Steve Novick’s Gas Tax is “Regressive and Unnecessary”
Says Fred Stewart, “I see a pattern.”
Fred Stewart, candidate for City Council, announced today his opposition to the ten-cent-a-gallon gasoline tax proposed by Steve Novick, his opponent in the primary election on May 17.
Stewart said, “The time is long past due for the City of Portland to adopt a ‘Fix it First’ approach to our city streets.”

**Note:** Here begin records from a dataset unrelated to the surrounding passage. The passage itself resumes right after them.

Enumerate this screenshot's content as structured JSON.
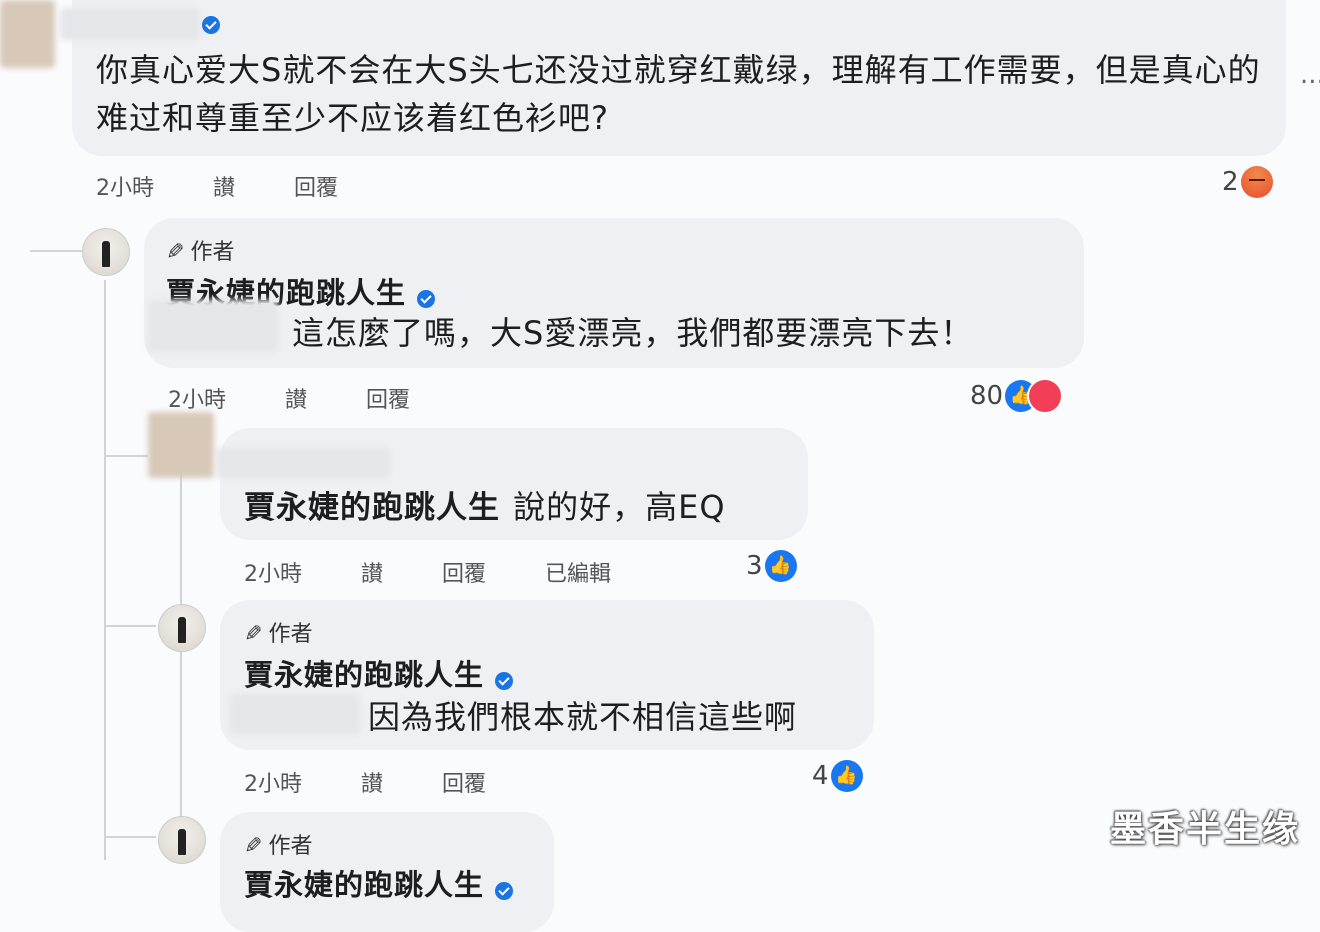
{
  "top_comment": {
    "text": "你真心爱大S就不会在大S头七还没过就穿红戴绿，理解有工作需要，但是真心的难过和尊重至少不应该着红色衫吧?",
    "time": "2小時",
    "like_label": "讃",
    "reply_label": "回覆",
    "reaction_count": "2",
    "more_label": "..."
  },
  "reply1": {
    "author_tag": "作者",
    "name": "賈永婕的跑跳人生",
    "text": "這怎麼了嗎，大S愛漂亮，我們都要漂亮下去！",
    "time": "2小時",
    "like_label": "讃",
    "reply_label": "回覆",
    "reaction_count": "80"
  },
  "reply2": {
    "text_name": "賈永婕的跑跳人生",
    "text": "說的好，高EQ",
    "time": "2小時",
    "like_label": "讃",
    "reply_label": "回覆",
    "edited_label": "已編輯",
    "reaction_count": "3"
  },
  "reply3": {
    "author_tag": "作者",
    "name": "賈永婕的跑跳人生",
    "text": "因為我們根本就不相信這些啊",
    "time": "2小時",
    "like_label": "讃",
    "reply_label": "回覆",
    "reaction_count": "4"
  },
  "reply4": {
    "author_tag": "作者",
    "name": "賈永婕的跑跳人生"
  },
  "watermark": "墨香半生缘",
  "icons": {
    "like": "thumbs-up-icon",
    "angry": "angry-reaction-icon",
    "love": "love-reaction-icon",
    "verified": "verified-badge-icon",
    "pencil": "pencil-icon"
  },
  "colors": {
    "bubble": "#eef0f4",
    "verified": "#1b74e4",
    "like": "#1877f2",
    "love": "#f33e58",
    "angry": "#e84e2c"
  }
}
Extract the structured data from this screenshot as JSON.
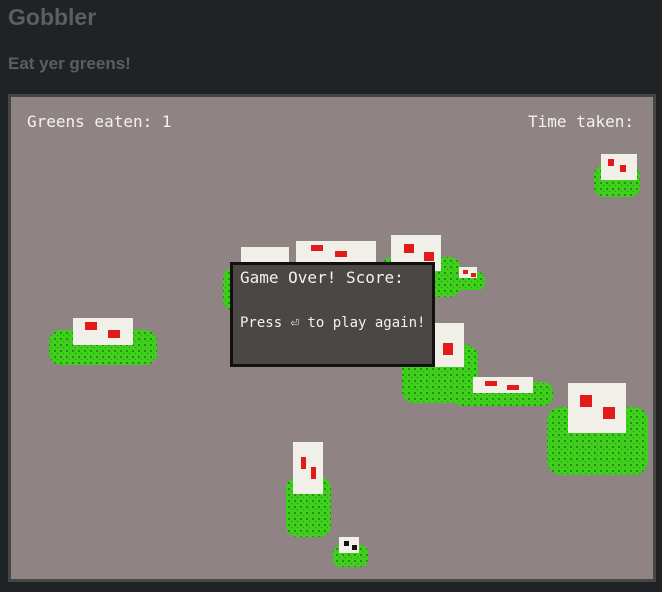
{
  "page": {
    "title": "Gobbler",
    "subtitle": "Eat yer greens!"
  },
  "hud": {
    "greens_label": "Greens eaten: 1",
    "time_label": "Time taken:"
  },
  "game_over": {
    "title": "Game Over! Score:",
    "hint": "Press ⏎ to play again!"
  },
  "colors": {
    "background": "#1f2325",
    "heading": "#5a5f61",
    "playfield": "#8f8483",
    "green": "#3fd01e",
    "green_dark": "#2a8f10",
    "sprout": "#f0efe8",
    "eye": "#e11a1a",
    "overlay_bg": "#4a4744"
  }
}
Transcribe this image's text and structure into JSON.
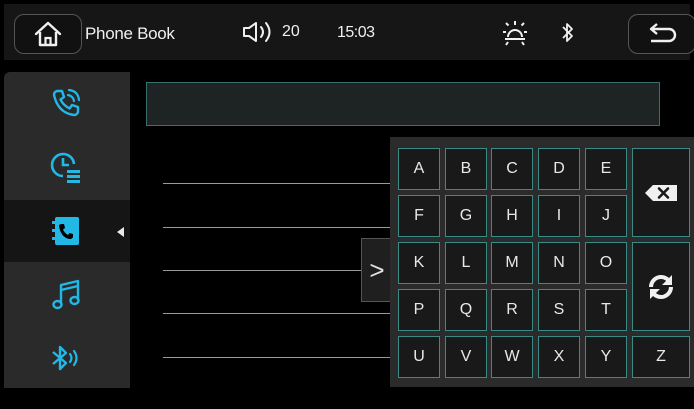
{
  "header": {
    "title": "Phone Book",
    "volume": "20",
    "time": "15:03"
  },
  "sidebar": {
    "items": [
      {
        "icon": "phone-call-icon",
        "active": false
      },
      {
        "icon": "call-history-icon",
        "active": false
      },
      {
        "icon": "contacts-icon",
        "active": true
      },
      {
        "icon": "music-icon",
        "active": false
      },
      {
        "icon": "bluetooth-audio-icon",
        "active": false
      }
    ]
  },
  "search": {
    "value": ""
  },
  "contacts": [
    "",
    "",
    "",
    "",
    ""
  ],
  "collapse_label": ">",
  "keyboard": {
    "rows": [
      [
        "A",
        "B",
        "C",
        "D",
        "E"
      ],
      [
        "F",
        "G",
        "H",
        "I",
        "J"
      ],
      [
        "K",
        "L",
        "M",
        "N",
        "O"
      ],
      [
        "P",
        "Q",
        "R",
        "S",
        "T"
      ],
      [
        "U",
        "V",
        "W",
        "X",
        "Y"
      ]
    ],
    "z_key": "Z",
    "backspace_icon": "backspace-icon",
    "switch_icon": "switch-input-icon"
  },
  "colors": {
    "accent": "#22b8e6",
    "key_border": "#3a8a86",
    "background": "#000000"
  }
}
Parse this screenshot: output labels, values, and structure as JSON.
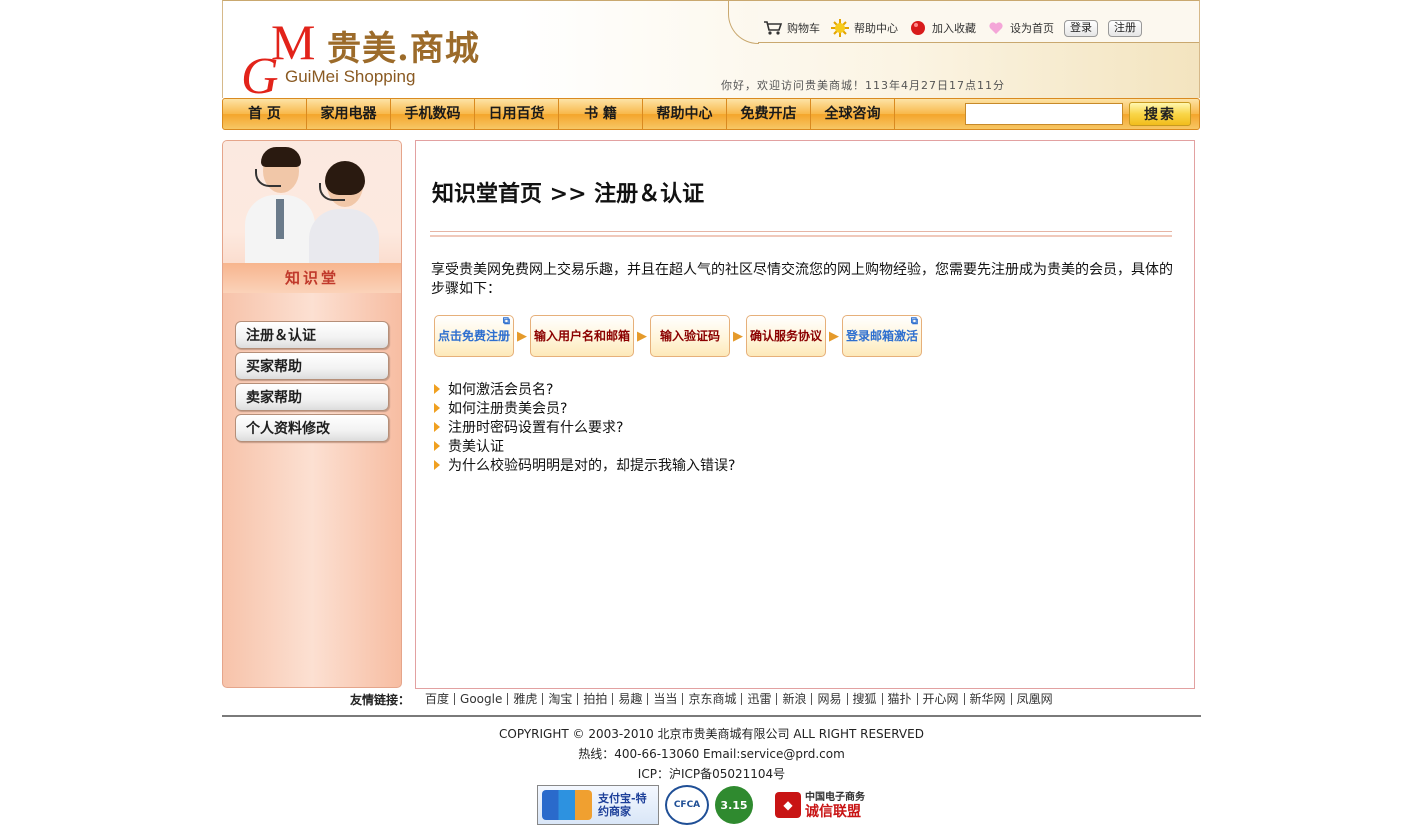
{
  "header": {
    "logo_cn": "贵美.商城",
    "logo_en": "GuiMei Shopping",
    "logo_g": "G",
    "logo_m": "M",
    "top_links": [
      {
        "label": "购物车",
        "icon": "cart-icon"
      },
      {
        "label": "帮助中心",
        "icon": "sun-icon"
      },
      {
        "label": "加入收藏",
        "icon": "red-ball-icon"
      },
      {
        "label": "设为首页",
        "icon": "pink-heart-icon"
      }
    ],
    "login_label": "登录",
    "register_label": "注册",
    "welcome": "你好，欢迎访问贵美商城！113年4月27日17点11分"
  },
  "nav": {
    "items": [
      "首 页",
      "家用电器",
      "手机数码",
      "日用百货",
      "书 籍",
      "帮助中心",
      "免费开店",
      "全球咨询"
    ],
    "search_placeholder": "",
    "search_button": "搜索"
  },
  "sidebar": {
    "banner_title": "知识堂",
    "menu": [
      "注册＆认证",
      "买家帮助",
      "卖家帮助",
      "个人资料修改"
    ]
  },
  "main": {
    "title": "知识堂首页 >> 注册＆认证",
    "intro": "享受贵美网免费网上交易乐趣，并且在超人气的社区尽情交流您的网上购物经验，您需要先注册成为贵美的会员，具体的步骤如下：",
    "steps": [
      {
        "label": "点击免费注册",
        "kind": "link"
      },
      {
        "label": "输入用户名和邮箱",
        "kind": "plain"
      },
      {
        "label": "输入验证码",
        "kind": "plain"
      },
      {
        "label": "确认服务协议",
        "kind": "plain"
      },
      {
        "label": "登录邮箱激活",
        "kind": "link"
      }
    ],
    "faq": [
      "如何激活会员名?",
      "如何注册贵美会员?",
      "注册时密码设置有什么要求?",
      "贵美认证",
      "为什么校验码明明是对的，却提示我输入错误?"
    ]
  },
  "footer": {
    "friend_label": "友情链接：",
    "friend_links": [
      "百度",
      "Google",
      "雅虎",
      "淘宝",
      "拍拍",
      "易趣",
      "当当",
      "京东商城",
      "迅雷",
      "新浪",
      "网易",
      "搜狐",
      "猫扑",
      "开心网",
      "新华网",
      "凤凰网"
    ],
    "copyright": "COPYRIGHT © 2003-2010 北京市贵美商城有限公司 ALL RIGHT RESERVED",
    "hotline": "热线：400-66-13060 Email:service@prd.com",
    "icp": "ICP：沪ICP备05021104号",
    "badges": {
      "alipay": "支付宝-特约商家",
      "cfca": "CFCA",
      "c315": "3.15",
      "cx_line1": "中国电子商务",
      "cx_line2": "诚信联盟"
    }
  },
  "colors": {
    "brand_red": "#e2231a",
    "nav_orange": "#f4a52b",
    "link_blue": "#2e6fcf",
    "dark_red": "#8b0000"
  }
}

“The truth is,” Stewart asserted, “that Commissioner Novick has demonstrated a less-than-common-sense approach to maintenance of our city streets. He is, after all, charged with running the Portland Bureau of Transportation. The Bureau has a budget of $325 million in the current fiscal year. The Bureau has 750 employees, including 95 engineers, and a personnel budget of $50 million. Yet, despite this huge operation and budget, Novick has budgeted only $8 million this year for repaving city streets. Common sense dictates that the City re-prioritize the budget to ‘Fix It First’ before we consider any kind of tax increase.”
Stewart added that, “Steve Novick has been looking for more money for transportation projects by saying the City couldn’t afford to catch up on its repairs because it has under-spent on repairs in past years. But the truth is, in the three years that Novick has run the Bureau, he has chosen to under-spend on repairs when he clearly didn’t have to do so, given the size of the Bureau budget.”
“Moreover,” Stewart said, “Novick spent a couple of years promoting his regressive street fee to give us more transportation money for pet projects like the freight projects on Columbia Blvd. and on the South Waterfront, each of which are priced at $10 million. He didn’t even plan to take his big new street fee to Portland’s voters, but the rest of City Council wouldn’t go along with him. And then he waited in hopes that the State Legislature would fill the City’s transportation coffers, which, of course, it didn’t do.”
“I see the gas tax and the street fee as extensions of the same failed policy–trying to fund our street repairs without first addressing how we allocate our existing funds. Like the street fee, the gas tax is regressive and unnecessary. And it’s guaranteed to be passed on to Portland consumers and small businesses.”
Stewart further remarked, “I would point out that, of the additional $64 million this Novick gas tax will provide over four years, some $28 million would not be spent on maintenance, but on more of his pet projects so he could raise more campaign money from the building trades and highway contractors.”
“I see a pattern,” Stewart added. “This gasoline tax will hurt the locally-owned Portland gas stations because many of the users of our city streets will choose to buy gas outside of the city limits in order to avoid the tax. This is just like the back-room meeting Novick engineered to pay his boss, Mark Wiener, for lobbying for Uber, a multi-billion-dollar corporation. This deal hurt the locally-owned taxi cab companies and their drivers, just as the gas tax will hurt our gas stations and truck stops.”
“When Portlanders go the polls,” Stewart said, “they need to remember what Steve Novick said when his street fee proposal was challenged. He said, and I quote, ‘If people don’t like what I do, they can vote me out.’ That may just be the best idea he’s had yet.”